Sosyal medya artık bu şükür ablalarla, harika annelerle, moda gurularıyla, sağlıklı yaşam dehalarıyla dolu. Bunlar attıkları adıma para alıyorlar. Ağızlarından çıkan bir söz, bir memur maaşının on, bazen elli bazen yüz katı! Üstelik bir çoğu, o memurların ödediği vergilerin tek kuruşunu bile ödemiyor. Ortada yasal bir reklam olmadığı için, vergi de olmuyor haliyle.
Hiç kullanmadığı, belki de asla kullanmayacağı bir şeyi, “memnun kalmasam asla tavsiye etmezdim” diyerek bir saatliğine sayfasında tutma karşılığında yüzbinlerce lira isteyen kullanıcılar mevcut.
Bir gün “horlama sorunundan kurtulamadım, ne yapmam lazım?” diye bize fikrimizi soran kişinin ertesi gün “arkadaşlar falanca horlama merkeziyle ben sorunumdan kurtuldum, siz de kurtulun diye paylaşım yaptığı bir dönemdeyiz. Çok hastayım, öksürüyorum dedikten bir gün sonra mucize bir macunla karşımıza çıkan kişilerin olduğu bir ortamdayız. Hatta bazen birçok kişi birden hastalanıyor ve nasıl oluyorsa hepsi birden aynı macunu keşfediyor. Aynı anda keşfedilen oteller, aynı anda keşfedilen ve çok memnun kalınan mobilyacılar vs. Alışveriş merkezleri bile reklamlarını bu yolla yaptırıyor. Bir bakıyorsunuz bütün çok takipçili kullanıcılar, çiçek görmüş arı gibi, ilahi bir emir gelmiş gibi aynı alışveriş merkezine, aynı cafeye gidiyor.

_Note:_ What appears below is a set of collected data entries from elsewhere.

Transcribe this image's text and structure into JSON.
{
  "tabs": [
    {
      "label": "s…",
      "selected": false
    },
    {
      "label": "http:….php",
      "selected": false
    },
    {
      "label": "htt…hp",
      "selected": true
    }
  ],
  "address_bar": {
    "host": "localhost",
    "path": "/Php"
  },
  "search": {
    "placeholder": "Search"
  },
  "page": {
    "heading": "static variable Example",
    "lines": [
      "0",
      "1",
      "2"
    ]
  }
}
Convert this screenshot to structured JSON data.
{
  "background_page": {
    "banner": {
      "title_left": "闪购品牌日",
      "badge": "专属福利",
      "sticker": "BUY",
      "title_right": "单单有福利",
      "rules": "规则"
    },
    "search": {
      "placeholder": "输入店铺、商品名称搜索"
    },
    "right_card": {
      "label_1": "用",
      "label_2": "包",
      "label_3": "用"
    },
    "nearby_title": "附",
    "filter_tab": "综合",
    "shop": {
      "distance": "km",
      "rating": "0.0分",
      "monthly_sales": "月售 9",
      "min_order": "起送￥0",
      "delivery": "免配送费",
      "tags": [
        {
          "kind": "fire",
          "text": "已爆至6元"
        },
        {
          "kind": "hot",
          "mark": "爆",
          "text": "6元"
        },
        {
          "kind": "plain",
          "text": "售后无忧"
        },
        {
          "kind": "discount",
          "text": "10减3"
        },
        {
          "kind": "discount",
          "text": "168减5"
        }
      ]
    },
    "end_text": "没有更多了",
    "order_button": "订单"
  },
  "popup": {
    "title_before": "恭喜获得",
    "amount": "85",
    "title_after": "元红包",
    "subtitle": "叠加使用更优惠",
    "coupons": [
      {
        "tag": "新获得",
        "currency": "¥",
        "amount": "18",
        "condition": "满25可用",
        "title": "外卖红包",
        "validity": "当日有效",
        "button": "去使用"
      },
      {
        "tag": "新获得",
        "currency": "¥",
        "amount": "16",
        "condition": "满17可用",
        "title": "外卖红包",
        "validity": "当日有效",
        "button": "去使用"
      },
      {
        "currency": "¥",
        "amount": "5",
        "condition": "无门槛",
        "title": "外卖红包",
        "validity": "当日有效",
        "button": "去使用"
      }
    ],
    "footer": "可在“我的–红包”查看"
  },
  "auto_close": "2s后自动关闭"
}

Karşımızda en havalı pozları veren bu arkadaşlar, perde arkasında bu reklamları alabilmek, hayatlarını biraz daha bedavaya getirebilmek için ise en hafif tabirle birbirlerini yiyor.
Para tatlıdır elbette. Yine yapsınlar tanıtımlarını, tavsiyelerini. Mümkünse ödesinler vergilerini. Ama bizler takipçiler olarak bunların ücretli birer ortaklık olduğunu yani reklam olduğunu, kişilerin gerçekte bu ürünü kullanmamış olabileceğini bilerek maruz kalsak bu tanıtımlara. Böylesi çok daha ahlaklı olurdu.
“reklam; yasal yoldan yalan söylemektir.” Demiş Michael Jackman. Keşke yasal olsaydı diyorum ben de. Ona da razıydık.